April 20, 2000 - External HTML Loading | WebReference

April 20, 2000 - External HTML Loading

Yehuda Shiran April 20, 2000
External HTML Loading
Tips: April 2000

Yehuda Shiran, Ph.D.
Doc JavaScript

Perhaps the most notable inconsistency between the browsers is by the way you can load an external HTML file to a dynamic HTML element. The challenge is pretty simple in Netscape Navigator. You just create a new layer and assign the external file name to its src property. For example, the function fillFirstPage() accomplishes this task for the first page of our scroller:

function fillFirstPage() {
  firstPage = new Layer(canvasWidth - GleftPadding, canvas);
  firstPage.src = Gsrc;
}

while the function fillSecondPage() accomplishes the same task for the second page:

function fillSecondPage() {
  secondPage = new Layer(canvasWidth - GleftPadding, canvas);
  secondPage.src = Gsrc;
}

The task is much more complicated in Internet Explorer. Internet Explorer suffers from a deficiency that you cannot assign a URL to a Dynamic HTML element's content. You can assign a string to the innerHTML or outerHTML properties of a Dynamic HTML. One solution is to load the external feed onto the page somehow, and then extract the messages from it. We use the IFRAME tag to load the page. Somewhere on your page put:

<IFRAME NAME="scroll" ID="scroll" STYLE="display:none"></IFRAME>

and then detect it from within the script by referring to the named IFRAME tag and assigning the external URL to it.
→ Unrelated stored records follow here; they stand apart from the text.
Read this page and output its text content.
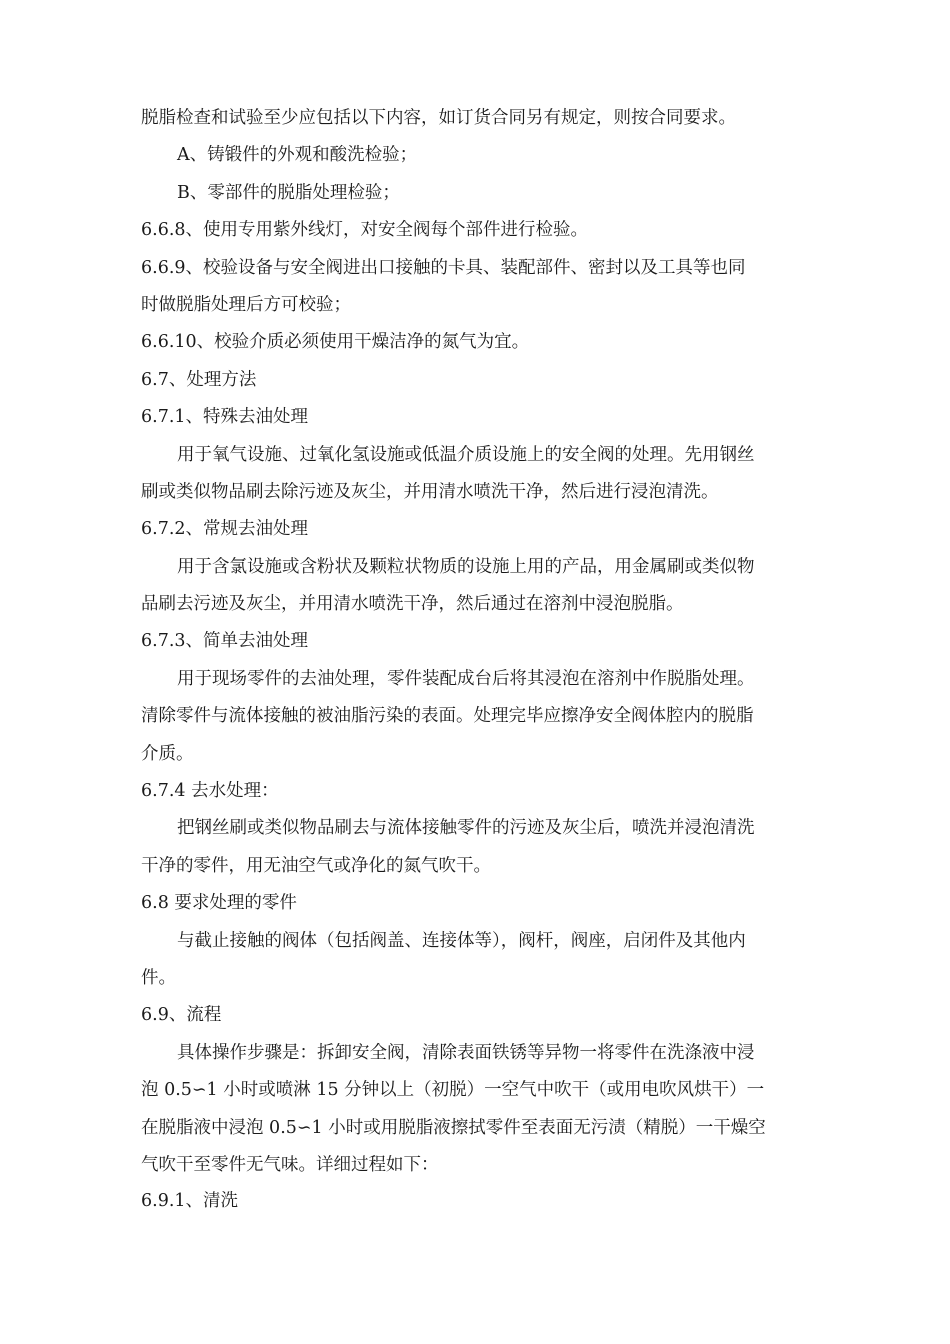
脱脂检查和试验至少应包括以下内容，如订货合同另有规定，则按合同要求。
A、铸锻件的外观和酸洗检验；
B、零部件的脱脂处理检验；
6.6.8、使用专用紫外线灯，对安全阀每个部件进行检验。
6.6.9、校验设备与安全阀进出口接触的卡具、装配部件、密封以及工具等也同
时做脱脂处理后方可校验；
6.6.10、校验介质必须使用干燥洁净的氮气为宜。
6.7、处理方法
6.7.1、特殊去油处理
用于氧气设施、过氧化氢设施或低温介质设施上的安全阀的处理。先用钢丝
刷或类似物品刷去除污迹及灰尘，并用清水喷洗干净，然后进行浸泡清洗。
6.7.2、常规去油处理
用于含氯设施或含粉状及颗粒状物质的设施上用的产品，用金属刷或类似物
品刷去污迹及灰尘，并用清水喷洗干净，然后通过在溶剂中浸泡脱脂。
6.7.3、简单去油处理
用于现场零件的去油处理，零件装配成台后将其浸泡在溶剂中作脱脂处理。
清除零件与流体接触的被油脂污染的表面。处理完毕应擦净安全阀体腔内的脱脂
介质。
6.7.4 去水处理：
把钢丝刷或类似物品刷去与流体接触零件的污迹及灰尘后，喷洗并浸泡清洗
干净的零件，用无油空气或净化的氮气吹干。
6.8 要求处理的零件
与截止接触的阀体（包括阀盖、连接体等），阀杆，阀座，启闭件及其他内
件。
6.9、流程
具体操作步骤是：拆卸安全阀，清除表面铁锈等异物一将零件在洗涤液中浸
泡 0.5∽1 小时或喷淋 15 分钟以上（初脱）一空气中吹干（或用电吹风烘干）一
在脱脂液中浸泡 0.5∽1 小时或用脱脂液擦拭零件至表面无污渍（精脱）一干燥空
气吹干至零件无气味。详细过程如下：
6.9.1、清洗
This assignment is done inside startCanvs() function which is loaded first:

function startCanvas() {
  if (NS4) {fillCanvas();}
  else {document.all.tags("IFRAME").item("scroll").src = Gsrc;}
  setTimeout("window.onresize = redo", 1000);
}

The fillCanvs() function is called from the external HTML file in Internet Explorer, and from startCanvs() in Netscape Navigator:

function fillCanvas() {
  if (IE4) {arBody = document.frames("scroll").document.all.tags("BODY");};
  makeCanvas();
  setTimeout("showAndScroll()", Gdelay);
}

The first line extracts the BODY of the external file in Internet Explorer. Since the external file calls this function, any reference to document is a reference to the external file (jscolumns.html). The second line prepares the scrolling canvas, and the third line continues on with the generation of the two pages and their scrolling.